Si la política se mueve hacia las periferias de lo común, donde los límites de la existencia compartida se diluyen con la barbarie y la destrucción, es porque no se da crédito al valor del centro. Exageramos con un lenguaje hiperbólico todo lo que nos sucede, y parece que donde antes había un problema, ahora hay una catástrofe, lo que era un accidente ahora es una tragedia, y quienes antes erraban, ahora asesinan. Todo es exageración, descentramiento y desmesura. Palabras en boca de los histriones que nos hablan de una realidad que no existe, pero que podemos acabar creyendo.
Una descripción exagerada nos puede hacer desear una respuesta exagerada. Nuestra democracia, que algunos se han empecinado en colocar en pie de guerra, parece que ha de responder constantemente con los recursos de excepción que todo sistema posee como ultima ratio de la política. El estado de excepción ha llenado la boca de los que se mueven cómodos en el decisionismo, y la alarma y el miedo, que son los padres del Leviatán, parecen amamantar también a los cachorros del nuevo régimen. Un relato guerracivilista, invocado con fines electoralistas, puede acabar convocando a los demonios del pueblo. Lo que antes era excepción se convierte en algo familiar, y nos acostumbramos a ser gobernados por decreto y estados de alarma, como si el secular sistema institucional no tuviese previstos los mecanismos para superar los obstáculos que se van presentando en nuestra singladura.
La remoción de obstáculos no es la función del capitán del barco. Debe reconocerlos y hacer todo lo posible por salvarlos, pero escollos, salientes y corrientes son propias de todo viaje. Un gobierno que entiende la oposición como un obstáculo en su mandato no entiende que el compañero es tan importante como el destino. Que la política finalista, que no entiende de proporción de medios, reclama, en el fondo, un poder omnímodo que le permita limpiar el camino de problemas. El fin que se le presenta a su imaginación es tan puro que justifica, para alcanzarlo, cualquier medio, y por eso reclama el máximo poder. Si una mayoría cualificada supone un problema, se cambia; si una Ley Orgánica ralentiza la decisión, se opta por el Decreto, que es mucho más rápido; y si la legislación autonómica es un engorro para el ejecutivo, se puentea. Y así, en nombre de la eficiencia, e invocando un fin puro y salvífico, el capitán del barco va horadando poco a poco el casco que le mantiene a él y a todos los demás, a flote.

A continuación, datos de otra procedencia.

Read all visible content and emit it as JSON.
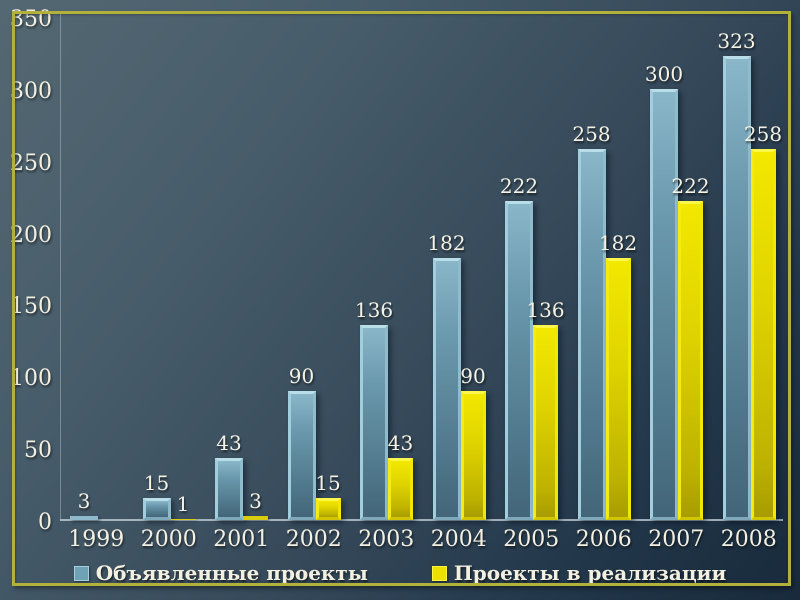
{
  "slide": {
    "frame_color": "#b2b13b",
    "background_top_left": "#546873",
    "background_bottom_right": "#182a3b"
  },
  "chart_data": {
    "type": "bar",
    "title": "",
    "xlabel": "",
    "ylabel": "",
    "categories": [
      "1999",
      "2000",
      "2001",
      "2002",
      "2003",
      "2004",
      "2005",
      "2006",
      "2007",
      "2008"
    ],
    "series": [
      {
        "name": "Объявленные проекты",
        "color": "#7fb0c4",
        "values": [
          3,
          15,
          43,
          90,
          136,
          182,
          222,
          258,
          300,
          323
        ]
      },
      {
        "name": "Проекты в реализации",
        "color": "#ece000",
        "values": [
          0,
          1,
          3,
          15,
          43,
          90,
          136,
          182,
          222,
          258
        ]
      }
    ],
    "data_labels_shown": true,
    "hidden_zero_labels": true,
    "ylim": [
      0,
      350
    ],
    "yticks": [
      0,
      50,
      100,
      150,
      200,
      250,
      300,
      350
    ],
    "grid": "none",
    "legend_position": "bottom",
    "text_color": "#f3f0e2"
  }
}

En consonancia con el relato exagerado, esperpéntico y apocalíptico, que enhebra la amenaza, el victimismo y el identitarismo en la misma aguja punzante con la que clavetea el sistema, se encuentra el estado de alarma y la moción de censura. Son dos caras de la misma moneda, dos movimientos excéntricos que se encuentran en la periferia de la política. Es el recurso a lo extraordinario en una situación que aún se encuentra muy lejos de la emergencia.
El desplazamiento del discurso hacia el límite de lo posible deja un amplio espacio en medio para aquellos que todavía piensen, y son mayoría, que la política es el arte de alcanzar lo común, que hay más verdad en encontrar un punto en común con el adversario que en derrotarlo militarmente, y que la metáfora bélica explica mucho menos que la náutica, porque, les guste o no, estamos todos en el mismo barco.